MEDAN, SUMUTPOS.CO – Sidang dugaan suap anggota BNN dengan terdakwa Hino Mangiring Pasaribu, tampak alot. Pasalnya baik saksi penyuap Joko Susilo dan pihak kepolisian Polres Pematangsiantar yang menangkap Hino Mangiring Pasaribu saling sanggah memberikan keterangan di depan Majelis Hakim Pengadilan Negeri (PN) Medan.
Rumitnya persidangan bermula saat Jaksa Penuntut Umum (JPU) Herianto Siagian menghadirkan Joko Susilo dan Olan selaku penyidik yang menulis Berita Acara Pemeriksaan (BAP) Joko Susilo.
Olan, penyidik Polres Pematangsiantar mengatakan, bahwa Joko Susilo memberikan keterangannya sendiri saat ia tanya. Olan menambahkan, Joko Susilo telah dua kali membaca BAP yang saya ketik dan saya print saat diperiksa pukul 02.00 WIB malam hingga pukul 05.00 WIB pagi.
“Dia (Joko) mengaku memberikan uang sebesar Rp5 juta untuk menghapus namanya dari buronan BNN. Ia katakan waktu itu memberikannya dengan cara bersalaman. Saat diperiksa dia sehat dan tidak mengantuk,” sebut Olan.
“Tidak benar ibu hakim. Saya tidak ada kasih uang Rp5 juta. Saya tidak ada mengambil uang ke ATM Bank Mandiri seperti yang disebutkan,” sanggah Joko.
Kepada majelis hakim yang dipimpin Sri Wahyuni, Joko menguraikan bahwa dirinya maupun istrinya tidak memiliki ATM Bank Mandiri. Joko juga menuding kejadian tersebut telah dikonsep personel polres Pematang Siantar lainnya.
Majelis Hakim pun meminta dua personel kepolisian yang menangkap dugaan transaksi suap antara Joko Susilo dengan Anggota BNN Hino Mangiring Pasaribu agar duduk menjadi saksi. Dua polisi tersebut yakni Yarmin Saragih dan Irfan.
Kepada Yarmin dan Irfan, Majelis hakim meminta menguraikan awal mula penangkapan Joko dan Hino di Jalan Sudirman, Pematangsiantar.
“Kami mendengar informasi adanya pemerasan yang dilakukan BNN. Sehingga kami mengunjungi rumah Joko Susilo sebelum menangkap transaksi keduanya dengan Hino,” sebut Yarmin.

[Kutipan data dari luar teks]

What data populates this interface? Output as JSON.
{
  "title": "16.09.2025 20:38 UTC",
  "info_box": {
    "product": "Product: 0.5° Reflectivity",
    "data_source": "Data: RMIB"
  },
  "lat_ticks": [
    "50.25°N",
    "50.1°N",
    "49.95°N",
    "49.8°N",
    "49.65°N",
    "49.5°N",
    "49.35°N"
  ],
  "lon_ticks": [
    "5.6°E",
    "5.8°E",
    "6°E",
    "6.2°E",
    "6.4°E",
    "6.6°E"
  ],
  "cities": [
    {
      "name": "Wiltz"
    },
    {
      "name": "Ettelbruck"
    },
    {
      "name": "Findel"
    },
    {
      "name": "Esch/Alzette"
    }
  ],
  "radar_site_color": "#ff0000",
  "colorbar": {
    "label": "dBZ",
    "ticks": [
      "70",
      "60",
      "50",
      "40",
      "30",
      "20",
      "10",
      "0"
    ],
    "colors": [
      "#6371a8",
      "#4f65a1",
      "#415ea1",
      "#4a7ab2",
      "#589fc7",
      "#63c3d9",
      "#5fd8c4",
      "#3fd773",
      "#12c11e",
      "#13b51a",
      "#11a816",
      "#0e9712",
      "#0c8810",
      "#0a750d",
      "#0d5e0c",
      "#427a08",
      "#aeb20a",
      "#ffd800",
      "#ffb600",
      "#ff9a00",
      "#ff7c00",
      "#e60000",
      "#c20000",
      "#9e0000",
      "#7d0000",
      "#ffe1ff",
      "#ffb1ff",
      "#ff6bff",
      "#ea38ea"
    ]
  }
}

“Kami kemudian meninggalkan rumah Hino untuk bersiap melakukan penangkapan,” sebutnya lagi.
Mendengar kesaksian Yarmin Saragih tersebut, Majelis Hakim merasa bingung lantaran kedua polisi telah mengunjungi rumah Joko. Padahal baik Joko maupun Hino akan ditangkap juga.
“Kok begitu. Kalian menangkap orang tapi sebelumnya ke rumah orang tersebut, kan sudah di luar logika,” sebut Hakim Anggota I Sayuti.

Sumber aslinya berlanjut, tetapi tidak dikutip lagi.